The economic limits of shopping

Because in the context of 2023, not 90 or so years before, there’s something wrong with it. It, and its contemporary proponents, are making half an argument.

Resuscitating what economists call “effective demand” – a virtuous circle that ensures people have more disposal income so they go out and buy consumer goods, thus stimulating production to keep up and, through increased tax, shrinking government debt – is not the panacea for the economy because it doesn’t get to the root of what’s fundamentally wrong with it.

For decades the economy has become more dependent on profits from finance and speculation for the prosaic reason that more money can be made that way than from expanding production. This is despite unrelenting efforts to sustain demand in the form of escalating personal debt. And as a profits are made, more capital is inevitably produced, conditioned to seek profitable outlets of one sort or another. Curiously, governments in the West in the last decade responded to this surplus of capital but creating even more of it through Quantitative Easing.

There is no realistic way of expanding demand quickly enough to absorb this ever growing mass of capital. Even if the UK government miraculously saw the light and stopped suppressing demand through austerity and holding down public sector pay.

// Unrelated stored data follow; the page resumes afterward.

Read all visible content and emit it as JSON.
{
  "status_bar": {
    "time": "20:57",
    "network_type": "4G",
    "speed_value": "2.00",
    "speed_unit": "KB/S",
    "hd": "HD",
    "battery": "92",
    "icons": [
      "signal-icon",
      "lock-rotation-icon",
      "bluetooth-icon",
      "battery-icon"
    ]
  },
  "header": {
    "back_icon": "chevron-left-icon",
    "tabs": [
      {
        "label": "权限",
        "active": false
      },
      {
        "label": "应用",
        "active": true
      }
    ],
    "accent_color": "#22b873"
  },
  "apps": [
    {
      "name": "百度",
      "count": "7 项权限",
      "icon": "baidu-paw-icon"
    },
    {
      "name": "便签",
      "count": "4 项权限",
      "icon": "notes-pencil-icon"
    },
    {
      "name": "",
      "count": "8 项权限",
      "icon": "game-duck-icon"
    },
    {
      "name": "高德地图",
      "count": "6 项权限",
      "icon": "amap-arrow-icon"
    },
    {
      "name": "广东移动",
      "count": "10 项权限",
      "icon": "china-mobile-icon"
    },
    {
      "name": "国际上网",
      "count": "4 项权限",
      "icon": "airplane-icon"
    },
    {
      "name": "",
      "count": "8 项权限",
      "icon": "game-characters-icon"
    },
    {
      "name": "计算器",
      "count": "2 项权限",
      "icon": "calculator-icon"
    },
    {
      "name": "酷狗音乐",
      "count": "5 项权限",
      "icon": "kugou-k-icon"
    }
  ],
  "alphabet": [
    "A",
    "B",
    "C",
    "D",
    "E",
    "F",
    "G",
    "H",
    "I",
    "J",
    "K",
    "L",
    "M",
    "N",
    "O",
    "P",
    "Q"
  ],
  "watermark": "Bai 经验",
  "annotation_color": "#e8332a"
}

In this financialised economy, government progressively becomes more indebted as it has to support a weak private sector through bail-outs, tax cuts and subsidies to low pay. Meanwhile private sector debt escalates because being “highly leveraged”, in technical parlance, is seen as the way to increase exposure to financial products and thus bring in future profits.

Theoretically, the route out of this conundrum is strong economic growth which enables the gradual amelioration of debt, private and public. In its own rather pathetic way this is what the short-lived Truss administration was trying to do through its “investment zones” and scattergun tax cuts, which would supposedly have ‘paid off’ after a few years. That the ‘markets’ quickly pulled the rug from under Truss’s feet is an indication that no-one really believes revived economic growth is possible. With Sunak and Hunt, we’re back to stabilised misery.

Socially it is imperative that the RMT and others win their pay disputes. It is vital that the NHS is properly funded and re-nationalised. It is essential that Sunak’s attempts to force workers to continue working even if they want to go on strike – reminiscent of the Fascist regimes of the 1930s and one continuity with Liz Truss – are defeated. But we shouldn’t pretend that these victories – should they happen – will bring about an economically sustainable system.

*The idea that the government should ‘trim its sails’ in hard times, much like a sensible household, has proved to have a tenacious hold on public opinion, since it was first outlined by the conservatives and their allies in the media in the wake of the 2008 financial crisis. But not only is the analogy wrong, it is belied by the fact that most people don’t take any notice of it in their own lives, in that personal debt goes on rising year by year.